Finitely generated abelian groups

Finitely generated abelian groups have a structure theorem, which makes them easy to describe and enumerate completely. The structure theorem states that every finitely generated abelian group is a direct sum of $\mathbb{Z}$ and $\mathbb{Z}_{p^k}$ where $p$ is a prime.

\begin{definition} A group $G$ is indecomposable iff $G \neq \langle e \rangle$ and $G$ is not the internal direct product of two of its proper subgroups. \end{definition} \begin{lemma} $\mathbb{Z}$ and $\mathbb{Z}_{p^k}$ for $p$ a prime are indecomposable. \end{lemma}

Proof. Every nontrivial subgroup of $\mathbb{Z}$ is cyclic. Any two nontrivial subgroups $\langle n \rangle, \langle m \rangle$ have a non-trivial intersection at $(n,m)$. Thus $\mathbb{Z}$ cannot be a direct sum of those subgroups, hence $\mathbb{Z}$ is indecomposable. Suppose $\mathbb{Z}_{p^n} = A \oplus B$ is a nontrivial decomposition with $|A| = p^a$ and $|B| = p^b$ with $0 < a, b < n$. Then $p^{\max (a,b)} \mathbb{Z}_{p^n} = p^{\max (a,b)} A \oplus p^{\max (a,b)} B = 0$ which is a contradiction since $\mathbb{Z}_{p^n}$ has an element of order $p^n > p^{\max (a,b)}$. ◻

In other words, the structure theorem says that every finitely generated abelian group is the direct sum of a finite number of indecomposable groups.

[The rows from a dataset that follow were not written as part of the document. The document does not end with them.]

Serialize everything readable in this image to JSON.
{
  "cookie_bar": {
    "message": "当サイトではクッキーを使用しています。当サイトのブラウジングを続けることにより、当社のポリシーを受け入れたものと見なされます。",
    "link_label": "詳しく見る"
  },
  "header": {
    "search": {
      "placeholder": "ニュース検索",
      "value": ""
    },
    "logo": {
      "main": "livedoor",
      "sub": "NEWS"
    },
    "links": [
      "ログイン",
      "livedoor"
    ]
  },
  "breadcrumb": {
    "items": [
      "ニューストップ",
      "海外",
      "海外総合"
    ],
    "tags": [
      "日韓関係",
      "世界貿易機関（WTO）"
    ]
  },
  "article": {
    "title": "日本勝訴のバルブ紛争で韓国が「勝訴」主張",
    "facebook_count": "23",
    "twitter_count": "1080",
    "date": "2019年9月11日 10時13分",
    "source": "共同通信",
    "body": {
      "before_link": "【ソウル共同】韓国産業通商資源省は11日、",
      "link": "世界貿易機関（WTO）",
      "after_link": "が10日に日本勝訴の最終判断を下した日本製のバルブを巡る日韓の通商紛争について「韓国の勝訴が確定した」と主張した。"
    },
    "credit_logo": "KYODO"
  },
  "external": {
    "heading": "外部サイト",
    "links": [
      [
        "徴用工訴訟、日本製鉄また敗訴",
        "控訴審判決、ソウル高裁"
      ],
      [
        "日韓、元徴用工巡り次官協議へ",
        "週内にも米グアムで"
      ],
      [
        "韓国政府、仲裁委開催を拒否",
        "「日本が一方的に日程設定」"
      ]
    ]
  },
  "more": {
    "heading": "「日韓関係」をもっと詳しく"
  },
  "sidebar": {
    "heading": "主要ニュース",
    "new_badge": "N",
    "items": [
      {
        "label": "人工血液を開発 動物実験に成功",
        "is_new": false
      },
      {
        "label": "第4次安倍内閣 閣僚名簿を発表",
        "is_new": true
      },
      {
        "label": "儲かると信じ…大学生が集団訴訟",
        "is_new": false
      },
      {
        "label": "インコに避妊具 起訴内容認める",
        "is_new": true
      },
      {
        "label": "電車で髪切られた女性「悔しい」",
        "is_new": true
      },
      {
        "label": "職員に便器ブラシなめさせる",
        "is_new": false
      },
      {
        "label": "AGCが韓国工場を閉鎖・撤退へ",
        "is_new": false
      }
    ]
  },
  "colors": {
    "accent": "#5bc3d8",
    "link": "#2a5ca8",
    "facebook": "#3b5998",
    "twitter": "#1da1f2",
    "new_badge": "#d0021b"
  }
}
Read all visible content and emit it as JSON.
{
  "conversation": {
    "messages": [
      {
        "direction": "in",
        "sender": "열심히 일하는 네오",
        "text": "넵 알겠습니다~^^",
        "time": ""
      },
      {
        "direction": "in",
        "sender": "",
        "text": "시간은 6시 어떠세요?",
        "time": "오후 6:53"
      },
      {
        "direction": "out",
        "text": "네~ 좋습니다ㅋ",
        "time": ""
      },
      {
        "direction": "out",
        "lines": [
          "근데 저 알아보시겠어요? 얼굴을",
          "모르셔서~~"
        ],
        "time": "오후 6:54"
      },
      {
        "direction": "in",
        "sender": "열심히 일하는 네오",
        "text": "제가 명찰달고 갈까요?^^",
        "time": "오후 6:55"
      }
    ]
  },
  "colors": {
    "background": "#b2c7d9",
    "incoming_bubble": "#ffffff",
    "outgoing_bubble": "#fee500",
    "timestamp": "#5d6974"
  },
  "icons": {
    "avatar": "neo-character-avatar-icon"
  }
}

\begin{lemma} $\mathbb{Z}_r \oplus \mathbb{Z}_n$ is cyclic iff $\operatorname{gcd}(r,n) = 1$. \end{lemma}

This lemma suggests that we can combine the prime powers for distinct primes for a different representation. Before we discuss the structure theorem, a helpful lemma:

\begin{lemma} Let $G$ be an abelian group, $m \in \mathbb{Z}$, $p$ a prime integer. Each of the following is a subgroup of $G$: \begin{enumerate} \item $mG = \{m u \mid u \in G\}$ \item $G[m] = \{u \in G \mid mu = 0\}$ \item $G(p) = \{u \in G \mid \exists n \in \mathbb{N} \cup \{0\}, |u| = p^n \}$ \item $G_t = \{u \in G \mid |u| < \infty\}$ \end{enumerate} Let $n, m$ be positive integers, $H$ and $G_i$ be abelian groups. There are isomorphisms \begin{enumerate}[resume] \item $\forall n, m, m < n, \mathbb{Z}_{p^n}[p] \cong \mathbb{Z}_p$ and $p^m \mathbb{Z}_{p^n} \cong \mathbb{Z}_{p^{n-m}}$. \item If $g: G \to \bigoplus_{i \in I} G_i$ is an isomorphism, the restrictions of $g$ to $mG$ and $G[m]$ respectively are isomorphisms $mG \cong \bigoplus_{i \in I} m G_i$, $G[m] \cong \bigoplus_{i \in I} G_i[m]$ \item If $f: G \to H$ is an isomorphism, the restrictions of $f$ to $G_t$ and $G(p)$ respectively are isomorphisms $G_t \cong H_t$ and $G(p) \cong H(p)$. \end{enumerate} \hfill \break \end{lemma}

Finally, we state the structure theorem.

\begin{theorem}[Structure Theorem for Finitely Generated Abelian Groups]Let $G$ be a finitely generated abelian group. \begin{enumerate} \item There is a unique nonnegative integer $s$ such that the number of infinite cyclic summands in any decomposition of $G$ as a direct sum of cyclic groups is precisely $s$. \item Either $G$ is free abelian or there is a unique list of not necessarily distinct positive integers $m_1, \cdots, m_t$ such that $m_1 \mid m_2 \mid \cdots \mid m_t$ and $$G \cong \mathbb{Z}_{m_1} \oplus \mathbb{Z}_{m_2} \oplus \cdots \oplus \mathbb{Z}_{m_t} \oplus F$$ with $F$ free abelian. \item Either $G$ is free abelian or there is a list of positive integers $p_1^{s_1}, \cdots, p_k^{s_k}$ which is unique except for the order of its members such that $p_1, p_2, \cdots, p_k$ are primes that are not necessarily distinct and $s_1, s_2, \cdots, s_k$ are positive integers that are not necessarily distinct and $$ G \cong \mathbb{Z}_{p_1^{s_1}} \oplus \mathbb{Z}_{p_2^{s_2}} \oplus \cdots \oplus \mathbb{Z}_{p_k^{s_k}} \oplus F$$ with $F$ free abelian. \end{enumerate} \end{theorem}

We omit the proof as it is quite lengthy, but it only uses elementary methods. If $G$ is a finitely generated abelian group, then the uniquely determined integers $m_1, m_2, \cdots, m_t$ are called the invariant factors of $G$. The uniquely determined prime powers are called the elementary divisors of $G$.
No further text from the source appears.